Entanglement between quasiparticles in superconducting islands mediated by a single spin

TL;DR

This paper demonstrates that a single spin in superconducting islands can mediate long-range entanglement between quasiparticles, challenging the notion that impurity spins cannot form such correlations in superconductors.

Contribution

It introduces a method to overscreen a spin with two quasiparticles in superconducting islands, enabling long-range entanglement in solid-state systems.

Findings

Long-range ferromagnetic correlations between quasiparticles over micrometer distances.

Overscreened spin state requires large Coulomb repulsion and exchange binding.

Potential for controllable large-scale entanglement in quantum dot-superconductor systems.

Abstract

Condensed matter is composed of a small set of identical units, yet it shows an immense range of behaviour. Recently, an array of cold atoms was used to generate long-range quantum entanglement, a property of topological matter. Another approach to strong non-local correlations employs the macroscopic coherence of superconductors. Impurity spins in superconductors are thought to be unamenable to the formation of long-range spin entanglement because each spin tends to be screened by binding to a quasiparticle from the superconductor to form a local singlet.
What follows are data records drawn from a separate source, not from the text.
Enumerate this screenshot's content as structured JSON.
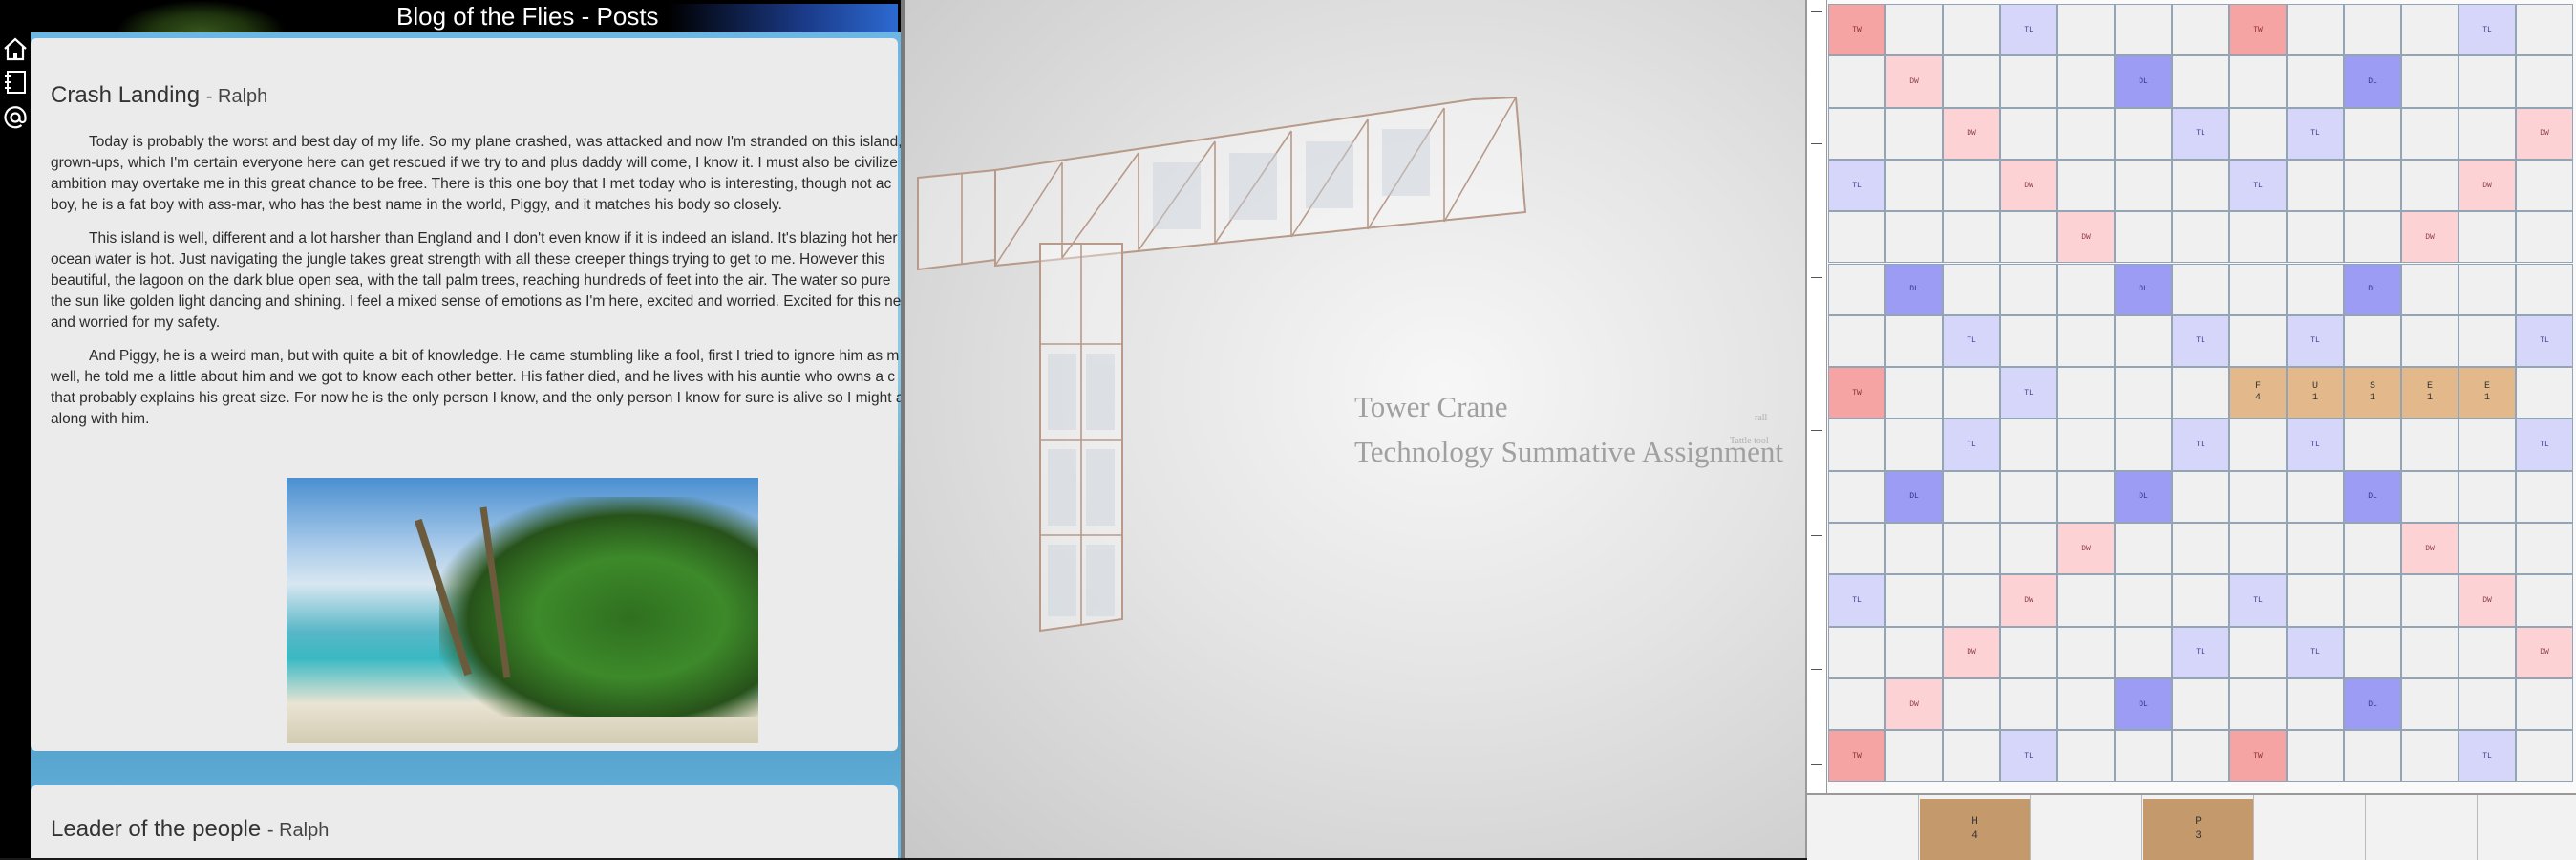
{
  "blog": {
    "header_title": "Blog of the Flies - Posts",
    "nav": [
      {
        "icon": "home-icon"
      },
      {
        "icon": "notebook-icon"
      },
      {
        "icon": "at-sign-icon"
      }
    ],
    "posts": [
      {
        "title": "Crash Landing",
        "author": "- Ralph",
        "paragraphs": [
          "Today is probably the worst and best day of my life. So my plane crashed, was attacked and now I'm stranded on this island, grown-ups, which I'm certain everyone here can get rescued if we try to and plus daddy will come, I know it. I must also be civilize ambition may overtake me in this great chance to be free. There is this one boy that I met today who is interesting, though not ac boy, he is a fat boy with ass-mar, who has the best name in the world, Piggy, and it matches his body so closely.",
          "This island is well, different and a lot harsher than England and I don't even know if it is indeed an island. It's blazing hot her ocean water is hot. Just navigating the jungle takes great strength with all these creeper things trying to get to me. However this beautiful, the lagoon on the dark blue open sea, with the tall palm trees, reaching hundreds of feet into the air. The water so pure the sun like golden light dancing and shining. I feel a mixed sense of emotions as I'm here, excited and worried. Excited for this ne and worried for my safety.",
          "And Piggy, he is a weird man, but with quite a bit of knowledge. He came stumbling like a fool, first I tried to ignore him as m well, he told me a little about him and we got to know each other better. His father died, and he lives with his auntie who owns a c that probably explains his great size. For now he is the only person I know, and the only person I know for sure is alive so I might a along with him."
        ]
      },
      {
        "title": "Leader of the people",
        "author": "- Ralph"
      }
    ]
  },
  "prezi": {
    "title": "Tower Crane",
    "subtitle": "Technology Summative Assignment",
    "mini_text_1": "rall",
    "mini_text_2": "Tattle tool"
  },
  "board": {
    "premiums": [
      "TW",
      "DW",
      "DL",
      "TL"
    ],
    "placed_tiles": [
      {
        "letter": "F",
        "score": "4"
      },
      {
        "letter": "U",
        "score": "1"
      },
      {
        "letter": "S",
        "score": "1"
      },
      {
        "letter": "E",
        "score": "1"
      },
      {
        "letter": "E",
        "score": "1"
      }
    ],
    "rack_tiles": [
      {
        "letter": "H",
        "score": "4"
      },
      {
        "letter": "P",
        "score": "3"
      }
    ]
  },
  "colors": {
    "triple_word": "#f6a3a3",
    "double_word": "#fcd2d4",
    "double_letter": "#9c9cf5",
    "triple_letter": "#d6d6fb",
    "tile": "#e3b98c",
    "rack_tile": "#c49a6c"
  }
}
Here we demonstrate that it is possible to attach a second quasiparticle to the spin, overscreening it into a doublet state carrying ferromagnetic correlations between two quasiparticles over a micrometer distance. To demonstrate this effect, which is strongest for equal binding, we symmetrically couple the spin of a quantum dot to two ultrasmall superconducting islands. The overscreened state requires sufficiently large Coulomb repulsion and exchange binding to become well defined. We predict that this state will carry long-range correlations for an alternating chain of quantum dots and superconducting islands, opening a new route to controllable large-scale entanglement in the solid state.